Question 1111291
you would use the combination formula of:


c(n,x) = n! / (x! * (n-x)!)

n = 8
x = 3


formula becomes c(8,3) = 8! / (3! * 5!)


result is c(8,3) = 56 different test would be required to get all possible combinations of 3 wires each, where order within each set of 3 is not important.


to see how this works, make n smaller so the number of possible combinations will be less.


when n = 4, c(4,3) = 4


let the wires be a, b, c, and d.


the test required to make sure you got all possible combinations would be:


abc
abd
acd
bcd


note that the combination formula assumes order is not important within each set of 3.


if order is important, then the permutation formula would be used.


that formula is p(n,x) = n! / (n-x)!


note that the x! in the denominator is missing in the permutation formula, while it is present in the combination formula.


the x! in the denominator is the one that takes away the order is important part.
that's what turns the permutation formula into the combination formula.


the number of possible permutations with p(4,3) is 4! / (4 - 3)! = 4! / 1! = 24


those permutations would be:


abc ***** original
acb
bac
bca
cab
cba


abd ***** original
adb
bad
bda
dab
dba


acd ***** original
adc
cad
cda
dac
dca


bcd ***** original
bdc
cbd
cdb
dbc
dcb


out of the 24 possible permutations, there are only 4 possible combinations.
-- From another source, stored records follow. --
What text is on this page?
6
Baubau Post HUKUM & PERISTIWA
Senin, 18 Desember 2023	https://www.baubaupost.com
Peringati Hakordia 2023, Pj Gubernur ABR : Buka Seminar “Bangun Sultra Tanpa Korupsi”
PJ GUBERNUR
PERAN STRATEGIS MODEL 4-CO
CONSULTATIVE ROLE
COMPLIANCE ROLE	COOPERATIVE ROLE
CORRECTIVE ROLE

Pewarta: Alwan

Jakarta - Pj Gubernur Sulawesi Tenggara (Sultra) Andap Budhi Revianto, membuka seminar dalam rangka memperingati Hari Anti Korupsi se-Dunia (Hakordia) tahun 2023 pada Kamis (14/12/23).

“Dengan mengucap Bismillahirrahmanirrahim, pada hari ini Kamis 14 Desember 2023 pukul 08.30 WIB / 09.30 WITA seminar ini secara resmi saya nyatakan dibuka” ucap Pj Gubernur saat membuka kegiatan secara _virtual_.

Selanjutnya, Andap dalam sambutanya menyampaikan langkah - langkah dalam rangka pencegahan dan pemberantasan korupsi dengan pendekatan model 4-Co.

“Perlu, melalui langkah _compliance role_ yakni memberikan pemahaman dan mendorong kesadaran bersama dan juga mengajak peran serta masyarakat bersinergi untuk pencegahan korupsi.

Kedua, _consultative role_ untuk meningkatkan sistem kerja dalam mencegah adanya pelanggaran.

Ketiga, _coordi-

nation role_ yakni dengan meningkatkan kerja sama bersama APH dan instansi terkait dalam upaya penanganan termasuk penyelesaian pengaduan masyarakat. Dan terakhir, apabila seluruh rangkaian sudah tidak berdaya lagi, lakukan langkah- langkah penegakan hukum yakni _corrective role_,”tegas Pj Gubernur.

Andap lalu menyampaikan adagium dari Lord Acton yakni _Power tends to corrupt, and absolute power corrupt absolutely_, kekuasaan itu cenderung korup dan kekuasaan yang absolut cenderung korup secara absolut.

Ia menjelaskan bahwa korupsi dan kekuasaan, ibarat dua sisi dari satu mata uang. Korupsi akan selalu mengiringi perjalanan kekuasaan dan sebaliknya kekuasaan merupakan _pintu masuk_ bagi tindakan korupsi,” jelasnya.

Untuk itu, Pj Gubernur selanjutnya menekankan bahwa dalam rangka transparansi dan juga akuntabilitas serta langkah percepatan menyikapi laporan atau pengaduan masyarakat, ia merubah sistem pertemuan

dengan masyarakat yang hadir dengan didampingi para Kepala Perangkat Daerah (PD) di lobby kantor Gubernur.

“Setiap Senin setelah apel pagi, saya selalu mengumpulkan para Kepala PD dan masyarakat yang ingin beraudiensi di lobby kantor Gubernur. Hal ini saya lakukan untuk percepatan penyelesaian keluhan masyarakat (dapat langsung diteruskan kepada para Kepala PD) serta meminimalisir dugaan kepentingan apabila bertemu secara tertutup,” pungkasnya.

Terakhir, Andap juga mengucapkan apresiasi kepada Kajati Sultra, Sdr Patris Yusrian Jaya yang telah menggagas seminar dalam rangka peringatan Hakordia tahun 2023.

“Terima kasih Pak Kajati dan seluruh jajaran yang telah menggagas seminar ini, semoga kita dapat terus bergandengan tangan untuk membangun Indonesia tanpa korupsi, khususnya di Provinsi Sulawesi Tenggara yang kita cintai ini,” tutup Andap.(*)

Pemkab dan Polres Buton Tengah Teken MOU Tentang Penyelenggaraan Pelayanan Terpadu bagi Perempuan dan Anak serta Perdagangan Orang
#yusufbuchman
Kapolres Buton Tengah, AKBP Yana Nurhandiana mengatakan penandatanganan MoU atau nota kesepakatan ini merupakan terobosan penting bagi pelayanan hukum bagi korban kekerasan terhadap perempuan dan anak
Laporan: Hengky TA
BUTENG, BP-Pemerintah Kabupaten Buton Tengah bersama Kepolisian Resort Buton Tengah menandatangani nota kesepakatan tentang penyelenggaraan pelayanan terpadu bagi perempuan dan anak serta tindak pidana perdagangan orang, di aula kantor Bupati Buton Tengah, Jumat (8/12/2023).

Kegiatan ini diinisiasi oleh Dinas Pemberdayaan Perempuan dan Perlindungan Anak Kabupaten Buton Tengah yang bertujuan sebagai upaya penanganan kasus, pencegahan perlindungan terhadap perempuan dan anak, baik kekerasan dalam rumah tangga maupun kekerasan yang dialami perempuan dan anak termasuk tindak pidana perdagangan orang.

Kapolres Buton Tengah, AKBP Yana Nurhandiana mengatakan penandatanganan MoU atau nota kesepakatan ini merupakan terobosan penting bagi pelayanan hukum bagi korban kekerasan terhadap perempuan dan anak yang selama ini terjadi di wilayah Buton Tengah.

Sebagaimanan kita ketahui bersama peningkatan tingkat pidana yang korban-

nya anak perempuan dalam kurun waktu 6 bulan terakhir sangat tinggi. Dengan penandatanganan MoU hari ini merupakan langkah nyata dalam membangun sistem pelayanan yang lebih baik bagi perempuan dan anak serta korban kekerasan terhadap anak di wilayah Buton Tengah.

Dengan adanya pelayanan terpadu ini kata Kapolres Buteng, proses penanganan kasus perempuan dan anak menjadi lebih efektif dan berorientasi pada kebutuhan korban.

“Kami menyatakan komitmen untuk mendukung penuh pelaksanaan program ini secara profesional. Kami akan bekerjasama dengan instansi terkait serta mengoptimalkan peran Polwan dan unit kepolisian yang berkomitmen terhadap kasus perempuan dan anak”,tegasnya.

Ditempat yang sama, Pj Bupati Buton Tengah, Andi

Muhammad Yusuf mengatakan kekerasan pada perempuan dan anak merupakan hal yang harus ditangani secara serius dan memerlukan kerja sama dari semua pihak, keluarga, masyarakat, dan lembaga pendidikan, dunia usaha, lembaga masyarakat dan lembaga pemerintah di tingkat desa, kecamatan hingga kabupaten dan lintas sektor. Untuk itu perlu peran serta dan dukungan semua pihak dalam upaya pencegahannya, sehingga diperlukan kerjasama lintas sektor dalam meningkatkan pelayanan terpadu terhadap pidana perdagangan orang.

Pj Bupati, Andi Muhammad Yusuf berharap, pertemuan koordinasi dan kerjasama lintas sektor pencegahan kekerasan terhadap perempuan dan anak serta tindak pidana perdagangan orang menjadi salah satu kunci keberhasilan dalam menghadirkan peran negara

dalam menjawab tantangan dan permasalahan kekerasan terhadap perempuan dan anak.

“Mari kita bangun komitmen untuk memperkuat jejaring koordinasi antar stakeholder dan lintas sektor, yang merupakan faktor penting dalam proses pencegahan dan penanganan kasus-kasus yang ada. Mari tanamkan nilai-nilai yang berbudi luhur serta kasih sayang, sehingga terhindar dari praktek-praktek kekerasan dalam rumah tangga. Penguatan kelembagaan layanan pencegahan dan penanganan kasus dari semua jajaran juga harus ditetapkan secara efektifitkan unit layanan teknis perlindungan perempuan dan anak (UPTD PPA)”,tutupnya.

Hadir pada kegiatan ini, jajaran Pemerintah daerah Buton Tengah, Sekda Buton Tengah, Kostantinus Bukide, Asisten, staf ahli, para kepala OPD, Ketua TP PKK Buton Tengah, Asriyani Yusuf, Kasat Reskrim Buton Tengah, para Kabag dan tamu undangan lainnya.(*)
note that, for each of the originals that were derived from the combination formula, there are 6 possible permutations.


3! = 6, which is where the x! in the denominator comes from in the combination formula.


c(n,x) = n! / (x! * (n-x)!) becomes c(4,3) = 4! / (3! * (4-3)!) which becomes c(4,3) = 4! / (3! * 1!) = 4


p(n,x) = n! / (n-x)! becomes p(4,3) = 4! / (4-3)! which becomes p(4,3) = 4! / 1! = 24


bottom line:


you have 8 wires and you want to test all possible combinations of 3 of these at a time.


order, or arrangement of the wires within each set of 3 is not important, therefore you use the combination formula and not the permutations formula.


c(8,3) = 8! / (3! * 5!) = 56 possible sets of 3 wires where order within each set of 3 is not important.